What great books have you discovered this week? Share your Friday Finds at Should Be Reading

Thursday, February 5, 2009

Book Review: Sima's Undergarments for Women by Ilana Stanger-Ross

BIG THANKS to Francesca and Overlook Press for my review copy!

Published by Overlook Press

Rating: 4.5 stars

This book is officially released today in the U.S. - so go out (or stay in) and buy a copy!!

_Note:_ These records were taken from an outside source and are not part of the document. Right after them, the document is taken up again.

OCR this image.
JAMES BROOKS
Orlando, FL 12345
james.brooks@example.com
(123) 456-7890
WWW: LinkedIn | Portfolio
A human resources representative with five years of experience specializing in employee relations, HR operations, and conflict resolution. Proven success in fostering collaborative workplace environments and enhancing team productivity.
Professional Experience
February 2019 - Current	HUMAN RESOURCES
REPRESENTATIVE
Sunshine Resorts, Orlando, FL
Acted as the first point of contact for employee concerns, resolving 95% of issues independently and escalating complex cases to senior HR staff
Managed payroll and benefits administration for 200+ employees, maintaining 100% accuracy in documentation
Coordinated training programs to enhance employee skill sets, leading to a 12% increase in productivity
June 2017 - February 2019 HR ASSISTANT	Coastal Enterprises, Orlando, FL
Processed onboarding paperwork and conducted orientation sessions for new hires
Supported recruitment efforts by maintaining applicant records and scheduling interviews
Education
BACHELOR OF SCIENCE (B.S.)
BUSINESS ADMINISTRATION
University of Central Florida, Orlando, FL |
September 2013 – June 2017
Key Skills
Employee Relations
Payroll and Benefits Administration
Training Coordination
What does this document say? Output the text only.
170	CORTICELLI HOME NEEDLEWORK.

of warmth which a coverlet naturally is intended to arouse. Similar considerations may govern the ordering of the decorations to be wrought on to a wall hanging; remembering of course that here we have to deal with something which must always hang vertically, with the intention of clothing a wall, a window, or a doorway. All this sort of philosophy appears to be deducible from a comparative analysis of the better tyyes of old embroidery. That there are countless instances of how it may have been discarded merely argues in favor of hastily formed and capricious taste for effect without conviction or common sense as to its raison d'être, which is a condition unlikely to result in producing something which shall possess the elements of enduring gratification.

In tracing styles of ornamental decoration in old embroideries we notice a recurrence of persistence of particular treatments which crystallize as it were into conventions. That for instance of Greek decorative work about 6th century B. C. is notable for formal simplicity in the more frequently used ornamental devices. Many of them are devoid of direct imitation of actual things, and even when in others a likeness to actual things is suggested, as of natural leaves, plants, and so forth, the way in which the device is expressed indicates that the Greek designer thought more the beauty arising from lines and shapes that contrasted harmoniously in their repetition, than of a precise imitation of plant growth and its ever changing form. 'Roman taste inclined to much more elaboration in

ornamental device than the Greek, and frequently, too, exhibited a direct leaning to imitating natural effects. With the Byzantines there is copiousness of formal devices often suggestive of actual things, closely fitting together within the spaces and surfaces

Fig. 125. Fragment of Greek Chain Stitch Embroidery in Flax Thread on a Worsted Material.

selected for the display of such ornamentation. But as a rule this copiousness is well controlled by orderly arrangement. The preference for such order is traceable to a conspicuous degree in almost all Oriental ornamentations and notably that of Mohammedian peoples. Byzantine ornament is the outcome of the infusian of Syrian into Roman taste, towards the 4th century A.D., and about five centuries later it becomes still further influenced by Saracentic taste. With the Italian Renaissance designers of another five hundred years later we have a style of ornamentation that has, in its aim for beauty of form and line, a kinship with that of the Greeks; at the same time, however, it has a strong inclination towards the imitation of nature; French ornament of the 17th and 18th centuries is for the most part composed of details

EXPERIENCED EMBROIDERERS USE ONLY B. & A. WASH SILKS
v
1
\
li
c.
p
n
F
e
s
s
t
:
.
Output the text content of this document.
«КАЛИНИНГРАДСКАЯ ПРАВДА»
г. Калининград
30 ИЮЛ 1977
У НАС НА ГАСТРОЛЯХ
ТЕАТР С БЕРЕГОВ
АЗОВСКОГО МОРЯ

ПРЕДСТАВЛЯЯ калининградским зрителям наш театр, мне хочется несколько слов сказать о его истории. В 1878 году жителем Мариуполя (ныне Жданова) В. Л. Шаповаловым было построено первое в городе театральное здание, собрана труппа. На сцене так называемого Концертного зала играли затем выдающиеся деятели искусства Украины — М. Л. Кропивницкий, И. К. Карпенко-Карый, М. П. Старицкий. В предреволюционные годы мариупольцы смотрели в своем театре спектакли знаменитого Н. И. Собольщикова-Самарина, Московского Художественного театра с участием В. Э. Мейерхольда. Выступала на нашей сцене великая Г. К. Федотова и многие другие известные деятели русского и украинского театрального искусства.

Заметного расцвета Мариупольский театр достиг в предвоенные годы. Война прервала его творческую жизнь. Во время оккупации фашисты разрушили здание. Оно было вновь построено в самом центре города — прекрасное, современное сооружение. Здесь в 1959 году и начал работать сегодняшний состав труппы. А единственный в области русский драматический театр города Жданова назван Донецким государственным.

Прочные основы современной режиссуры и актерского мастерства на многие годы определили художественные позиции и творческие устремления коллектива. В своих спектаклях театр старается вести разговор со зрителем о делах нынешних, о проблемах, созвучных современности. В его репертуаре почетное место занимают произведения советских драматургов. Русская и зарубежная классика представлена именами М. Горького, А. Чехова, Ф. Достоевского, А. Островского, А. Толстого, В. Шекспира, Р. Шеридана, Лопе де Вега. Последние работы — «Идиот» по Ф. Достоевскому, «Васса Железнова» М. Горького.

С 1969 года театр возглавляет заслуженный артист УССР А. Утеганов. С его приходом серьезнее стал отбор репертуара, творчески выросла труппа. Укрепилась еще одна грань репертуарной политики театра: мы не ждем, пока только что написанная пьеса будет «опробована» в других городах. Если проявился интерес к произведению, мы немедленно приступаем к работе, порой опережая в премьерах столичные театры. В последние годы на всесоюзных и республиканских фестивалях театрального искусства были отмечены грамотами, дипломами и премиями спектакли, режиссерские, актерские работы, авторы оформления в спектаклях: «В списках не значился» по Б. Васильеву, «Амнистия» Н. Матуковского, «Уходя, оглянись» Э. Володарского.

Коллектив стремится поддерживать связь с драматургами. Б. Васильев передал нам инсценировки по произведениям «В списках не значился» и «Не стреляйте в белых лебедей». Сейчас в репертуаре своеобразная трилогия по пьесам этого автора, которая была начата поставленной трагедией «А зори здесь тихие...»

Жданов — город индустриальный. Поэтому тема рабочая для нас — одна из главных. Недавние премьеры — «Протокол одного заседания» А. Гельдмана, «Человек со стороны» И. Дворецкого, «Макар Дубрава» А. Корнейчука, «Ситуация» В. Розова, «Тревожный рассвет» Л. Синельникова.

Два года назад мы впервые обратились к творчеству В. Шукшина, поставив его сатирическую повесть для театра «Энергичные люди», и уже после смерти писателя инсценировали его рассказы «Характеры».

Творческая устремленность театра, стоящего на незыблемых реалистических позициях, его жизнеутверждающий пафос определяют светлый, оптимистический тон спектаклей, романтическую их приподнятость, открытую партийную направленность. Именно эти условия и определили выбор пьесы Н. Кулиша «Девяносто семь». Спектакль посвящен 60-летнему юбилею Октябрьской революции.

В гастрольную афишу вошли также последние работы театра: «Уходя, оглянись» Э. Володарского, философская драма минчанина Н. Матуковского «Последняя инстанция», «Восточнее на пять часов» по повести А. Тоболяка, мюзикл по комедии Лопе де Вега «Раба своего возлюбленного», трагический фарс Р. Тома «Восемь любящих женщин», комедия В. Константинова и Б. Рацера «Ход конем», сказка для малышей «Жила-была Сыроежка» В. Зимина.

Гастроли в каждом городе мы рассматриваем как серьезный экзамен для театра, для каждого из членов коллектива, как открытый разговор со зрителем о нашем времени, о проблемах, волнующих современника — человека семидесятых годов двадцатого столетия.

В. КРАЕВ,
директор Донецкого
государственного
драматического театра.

"Sima's Undergarments for Women" is about Sima Goldner and the bra shop that she runs out of her basement in Brooklyn. Out of the tight-knit community, she has many loyal customers who have trusted her for years to find the very best lingerie for themselves and their daughters in a modest and private environment. One day a young Israeli woman named Timna enters the shop and mesmerizes Sima with her youth and vitality. Timna begins working with Sima as the shop's seamstress and a friendship emerges. Timna is like the daughter Sima was never able to conceive, however Sima takes it too far. Timna's presence forces Sima to confront demons from her past and secrets of her youth are discovered through the use of flashbacks within each chapter.

This is Ilana Stanger-Ross' first novel and she has certainly succeeded in writing a thought-provoking and meaningful debut. I felt very invested in Sima and her feelings and hoped that she would overcome the hardships of her past and let Timna's influence prevail. I loved the sense of camaraderie that is almost tangible throughout the novel between all the women sharing the common bond and connection through Sima's shop.

The book itself is incredibly charming and well-written. Though it deals with some serious topics, I never felt overwhelmed by the severity of the circumstances. I loved the lessons that can be taken away from Sima, particularly with regard to accepting one's past and learning to live life to the fullest.

Wednesday, February 4, 2009

Book Review: The Little Giant of Aberdeen County by Tiffany Baker

BIG THANKS to Miriam and Hachette for my review copy!

"The Little Giant of Aberdeen County" by Tiffany Baker

Published by Grand Central Publishing, a division of Hachette Book Group

Rating: 5 stars

"The Little Giant of Aberdeen County" is narrated by Truly Plaice, an unusually large child who grows into an even larger adult, who tells her own tale along with the other interesting and eccentric people in her life. This books spans many years and follows Truly along her path, where it seems as though she is destined for misfortune and heartache. Truly dances along the fine line of morality and obligation when she unlocks the secrets to ancient herbal remedies and their dangers, which ends up altering her fate and teaching her important life lessons.

There are so many reasons why I adored this book. The most obvious one being Tiffany Baker's beautiful and eloquent writing. She has a real talent for conveying her meaning through metaphor and I often stopped to re-read certain passages out of admiration. It's astounding to me that this is Tiffany Baker's first novel, as her writing has the maturity of an experienced author.

The storyline itself is also as imaginative and well-crafted as they come, which also amazed me that it's written by a first-time novelist. Each character in this book is almost an exaggeration of themselves, and yet there is something so human and relatable about them.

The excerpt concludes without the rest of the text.